Example: Any change you will made in value x will be reflected in value y.
union test{
  int x, y;
};

5. Typedef
Typedef is used to explicitly define any new name to our existing data type. Example:
typedef long int ll;
ll num = 3439;


Datatype Modifiers in C++

A modifier is used to change the basic meaning of our built-in data types like int, float, double, and char so they fit precisely in various situations. There are four types of modifiers available in C++ and these are short, long, signed, and unsigned

Below is the list of datatypes and the amount of memory they required with the range of values that particular datatypes allow. 

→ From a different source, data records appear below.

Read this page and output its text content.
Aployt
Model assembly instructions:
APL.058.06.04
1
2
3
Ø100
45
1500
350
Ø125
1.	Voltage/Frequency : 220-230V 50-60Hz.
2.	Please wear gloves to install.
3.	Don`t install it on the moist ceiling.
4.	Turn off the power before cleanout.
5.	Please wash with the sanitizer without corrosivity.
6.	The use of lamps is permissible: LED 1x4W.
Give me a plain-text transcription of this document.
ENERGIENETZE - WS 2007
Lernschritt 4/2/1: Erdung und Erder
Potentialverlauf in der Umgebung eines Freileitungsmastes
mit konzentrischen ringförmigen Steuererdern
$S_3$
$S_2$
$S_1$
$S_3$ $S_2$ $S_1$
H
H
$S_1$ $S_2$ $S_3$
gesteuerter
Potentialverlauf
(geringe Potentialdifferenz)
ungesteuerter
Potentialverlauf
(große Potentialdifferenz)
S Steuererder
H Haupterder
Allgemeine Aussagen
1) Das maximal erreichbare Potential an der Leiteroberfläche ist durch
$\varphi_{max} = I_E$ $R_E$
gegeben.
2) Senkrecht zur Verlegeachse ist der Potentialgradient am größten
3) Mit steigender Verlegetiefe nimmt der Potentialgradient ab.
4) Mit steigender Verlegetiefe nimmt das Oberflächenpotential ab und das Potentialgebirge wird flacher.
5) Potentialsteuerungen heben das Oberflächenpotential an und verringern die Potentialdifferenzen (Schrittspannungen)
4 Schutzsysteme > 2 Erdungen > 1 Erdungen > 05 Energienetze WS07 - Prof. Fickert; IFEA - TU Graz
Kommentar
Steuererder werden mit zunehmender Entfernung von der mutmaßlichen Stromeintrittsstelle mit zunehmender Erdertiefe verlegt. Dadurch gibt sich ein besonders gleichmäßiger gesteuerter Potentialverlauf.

Data Type Memory Size Range
int 4 Bytes -2,147,483,648 to 2,147,483,647
signed int 4 Bytes -2,147,483,648 to 2,147,483,647
unsigned int 4 Bytes 0 to 4,294,967,295
short int 2 Bytes -32,768 to 32,767
unsigned short int 2 Bytes 0 to 65,535
unsigned long int 8 Bytes 0 to 4,294,967,295
long long int 8 Bytes -(2^63) to (2^63)-1
unsigned long int 8 Bytes 0 to 4,294,967,295
unsigned long long int 8 Bytes 0 to 18,446,744,073,709,551,615
signed char 1 Byte -128 to 127
unsigned char 1 Byte 0 to 255
wchar_t 2 Bytes or 4 Bytes 1 Wide Character
float 4 Bytes
double 4 Bytes
long double 12 Bytes

Escape Sequences in C++

Characters such as backspace or control characters have no visible image and they are nonprintable. Other characters (like single or double quotation marks question marks and backslash) have special meanings in the programming language and you cannot use any of these characters directly. Instead, you need to use an escape sequence to represent such characters.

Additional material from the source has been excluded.